Quand Stéphane avait annoncé ce plan stupide par lequel il entendait diviser ses propres forces pour prendre l’évadé en étau dans le Hochstenberg, Édouard lui avait pourtant fait part de ses réticences, entre quatre yeux.
« Mon petit Édouard, avait répondu Stéphane comme l’aurait fait le Maître, tu as encore beaucoup à apprendre en stratégie. Ton plan – si l’on peut vraiment parler de plan – n’est pas mauvais en soi : à quatorze, nous aurions de bonnes chances de l’emporter. Mais la taille des Géants fait leur force et celui qui accompagne l’évadé est particulièrement… géant. Un bon chef ne peut pas envoyer ses hommes au combat s’il sait que la plupart risquent d’y perdre la vie. Surtout quand il connaît des moyens beaucoup plus sûrs. Une stratégie, c’est comme un discours : on croit qu’il suffit de connaître l’idée à faire passer pour le construire mais en réalité, ce n’est pas la destination qui importe : c’est l’itinéraire choisi.
— Un itinéraire dans un discours ? avait répété Édouard dubitativement.
— Oui, il y a même des milliers d’itinéraires possibles. Par exemple, imaginons que je veuille convaincre un homme de brûler la maison de son voisin parce qu’il est mon pire ennemi…
— Tu voudrais te servir d’un autre pour tes propres fins ? avait coupé Édouard en pensant à ce que lui avait dit le Maître.
— Oui, bien sûr, c’est élémentaire d’avancer couvert. Mais revenons à mon discours : pour convaincre cet homme – le résultat – il faut que j’utilise toute une palette d’émotions pour le faire passer à l’action – ce sont les itinéraires. Je dois alors les étudier et choisir le meilleur. Par exemple : un petit peu de haine, de l’injustice, de nouveau de la haine, un peu de d’invulnérabilité, beaucoup d’injustice, de la banalisation et enfin de la haine. Mais on aurait pu ajouter de la révolte contre la République incapable de sanctionner les délinquants comme le voisin et ainsi de suite…
— C’est machiavélique !
— C’est toi qui le dis. Mais attends, je n’ai pas fini. Parmi le peu de gens qui savent façonner un discours ou une stratégie militaire convenablement, il y en a encore une bonne partie qui oublient la dernière étape, comme toi : il faut aussi étudier tous les itinéraires de secours. Parfois, un plan peut sembler excellent, mais il recèle une faiblesse en lui-même, comme le tien, qui ne peut pas être vaincue. Dans ton cas, la faiblesse se trouve à deux niveau : premièrement, il y a beaucoup d’incertitudes sur la manière dont se déroulerait ton attaque et sur tout ce qui pourrait la faire échouer et deuxièmement, ton plan ne tolérerait pas l’échec. Si tu échouais, tu perdrais peut-être la moitié des Vengeurs et surtout, l’évadé ne se comporterait plus jamais de la même manière. Il deviendrait quasi impossible à attraper.

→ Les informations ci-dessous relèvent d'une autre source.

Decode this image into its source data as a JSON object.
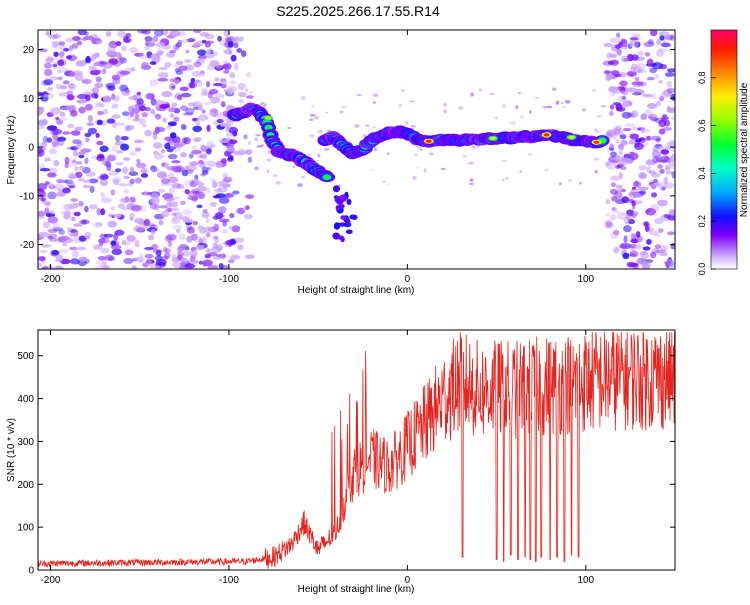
{
  "title": "S225.2025.266.17.55.R14",
  "colors": {
    "line": "#e8221c",
    "axis": "#000000",
    "background": "#ffffff"
  },
  "chart_data": [
    {
      "type": "heatmap",
      "title": "S225.2025.266.17.55.R14",
      "xlabel": "Height of straight line (km)",
      "ylabel": "Frequency (Hz)",
      "xlim": [
        -207,
        150
      ],
      "ylim": [
        -25,
        24
      ],
      "x_ticks": [
        -200,
        -100,
        0,
        100
      ],
      "y_ticks": [
        -20,
        -10,
        0,
        10,
        20
      ],
      "colorbar": {
        "label": "Normalized spectral amplitude",
        "range": [
          0.0,
          1.0
        ],
        "ticks": [
          0.0,
          0.2,
          0.4,
          0.6,
          0.8
        ]
      },
      "ridge": {
        "x": [
          -97,
          -92,
          -88,
          -84,
          -80,
          -76,
          -72,
          -68,
          -64,
          -60,
          -56,
          -52,
          -48,
          -44
        ],
        "y": [
          6.5,
          7.2,
          7.8,
          7.4,
          6.0,
          1.5,
          -1.0,
          -1.5,
          -1.8,
          -2.5,
          -3.5,
          -4.5,
          -5.5,
          -6.5
        ]
      },
      "ridge2": {
        "x": [
          -46,
          -42,
          -38,
          -34,
          -30,
          -26,
          -22,
          -18,
          -14,
          -10,
          -6,
          -2,
          2,
          6,
          10,
          14,
          18,
          22,
          26,
          30,
          34,
          38,
          42,
          46,
          50,
          54,
          58,
          62,
          66,
          70,
          74,
          78,
          82,
          86,
          90,
          94,
          98,
          102,
          106,
          110
        ],
        "y": [
          1.5,
          2.0,
          1.0,
          -0.5,
          -1.5,
          -0.8,
          0.5,
          1.8,
          2.5,
          3.0,
          3.2,
          3.0,
          2.5,
          1.5,
          1.0,
          1.2,
          1.5,
          1.5,
          1.4,
          1.3,
          1.5,
          1.6,
          1.5,
          1.8,
          1.8,
          2.0,
          1.8,
          2.0,
          2.2,
          2.0,
          2.2,
          2.5,
          2.3,
          2.0,
          1.8,
          1.5,
          1.2,
          1.0,
          1.0,
          1.2
        ]
      },
      "peaks": [
        [
          12,
          1.2
        ],
        [
          48,
          1.8
        ],
        [
          78,
          2.5
        ],
        [
          92,
          2.0
        ],
        [
          106,
          1.0
        ],
        [
          -78,
          6.0
        ]
      ]
    },
    {
      "type": "line",
      "xlabel": "Height of straight line (km)",
      "ylabel": "SNR (10 * v/v)",
      "xlim": [
        -207,
        150
      ],
      "ylim": [
        0,
        560
      ],
      "x_ticks": [
        -200,
        -100,
        0,
        100
      ],
      "y_ticks": [
        0,
        100,
        200,
        300,
        400,
        500
      ],
      "series": [
        {
          "name": "SNR",
          "trend_x": [
            -207,
            -90,
            -75,
            -65,
            -58,
            -50,
            -40,
            -30,
            -20,
            -10,
            0,
            10,
            20,
            30,
            40,
            60,
            80,
            100,
            120,
            150
          ],
          "trend_y": [
            15,
            20,
            30,
            60,
            110,
            45,
            90,
            230,
            260,
            240,
            290,
            340,
            400,
            440,
            420,
            420,
            430,
            440,
            450,
            450
          ],
          "dropouts_x": [
            31,
            50,
            54,
            58,
            62,
            66,
            69,
            72,
            75,
            80,
            84,
            88,
            92,
            96
          ],
          "dropouts_y": [
            30,
            25,
            20,
            35,
            25,
            30,
            25,
            20,
            30,
            25,
            30,
            20,
            35,
            30
          ]
        }
      ]
    }
  ]
}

— Et ce n’est pas le cas de ton plan ?
— Non. Mon attaque surviendra après des heures de marche dans le froid donc le Géant ne sera qu’à moitié en état de se battre. Ensuite, s’il décide de descendre avec l’évadé, ils tomberont sur huit Vengeurs en pleine forme et cachés dans un défilé : aucune chance pour eux. Et s’ils continuent de monter, leur effort sera encore plus grand surtout pour le gros balourd contre qui sa taille se retournera, ils passeront alors devant l’Ours grelotteux et là, ma femme les accueillera avec des flèches. Et il y aura nous trois au cas où il faudrait un corps à corps. Enfin, si, par extraordinaire, ils passent par un autre chemin, ils ne se douteront même pas qu’un piège leur était tendu et nous pourrons les attaquer plus tard. D’ailleurs, j’ai déjà prévu ce genre de cas de figure et j’ai pour l’instant quatre autres manières de reprendre le contrôle des événements en cas d’échec. »
Malgré cette démonstration, Édouard avait refusé de considérer que le plan était parfait. Cependant, il ne lui voyait pas beaucoup de points faibles.